Five of the main outlets -, Baseball America, ESPN, The Athletic, and Baseball Prospectus - published their top 100 lists, but there are inevitably some disagreements between them, with 146 farmhands getting named across the five platforms.

Here, we seek to settle those discrepancies by compiling all the lists, weighting each equally, and making one composite rankings.

The composite rankings kick off with Baltimore Orioles shortstop Jackson Holliday, who was the consensus top pick, sweeping the No. 1 selection on every list. He was followed by Milwaukee Brewers outfielder Jackson Chourio, who came tantalizingly close to being the consensus No. 2, getting named second overall on four lists but ranking sixth at Baseball Prospectus.

Despite the Orioles having six players in the composite top 100, including Holliday at No. 1, they surprisingly don't have the most players named. That honor goes to the Chicago Cubs, with seven prospects making the list, led by outfielder Pete Crow-Armstrong.

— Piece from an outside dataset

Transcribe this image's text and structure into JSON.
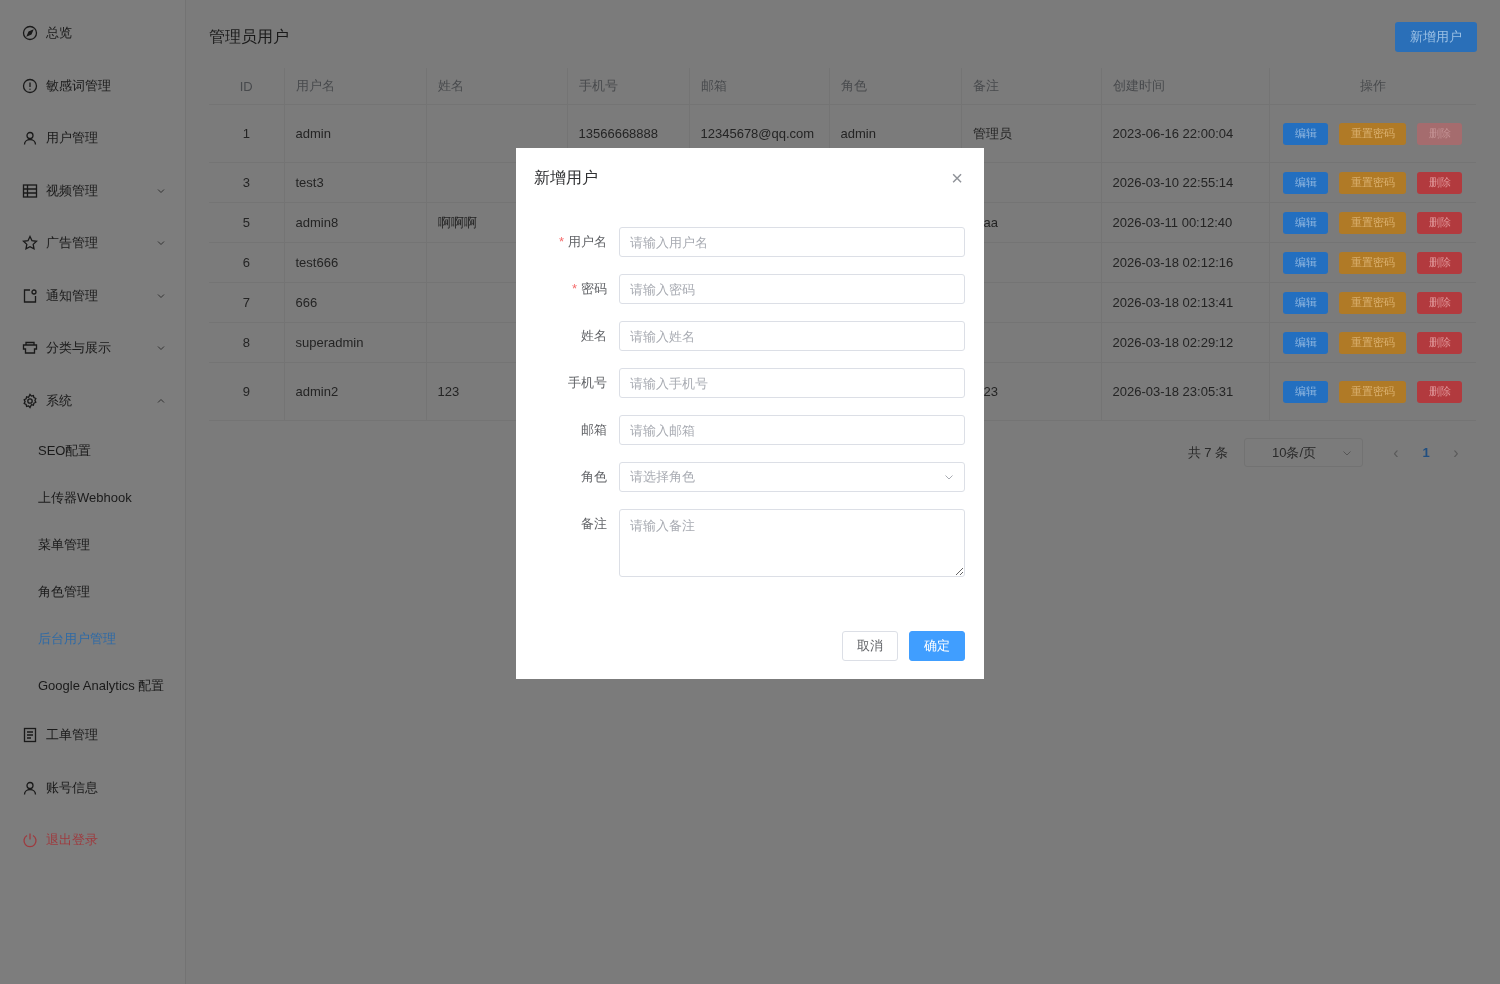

Only two teams fall short of having a single name on the list; the Los Angeles Angels and the Kansas City Royals. Angels slugger Nolan Schanuel was named on four rankings, but finished 107th on aggregate. Meanwhile, Blake Mitchell was the highest Royals player. The catcher finished 138th after making two lists.

Across the five lists it was agreed that 58 names are consensus top-100 prospects. The lowest ranked consensus player was San Francisco Giants two-way phenom Bryce Eldridge, who was places as high as 57th (Baseball America) and as low as 97th (Baseball Prospectus).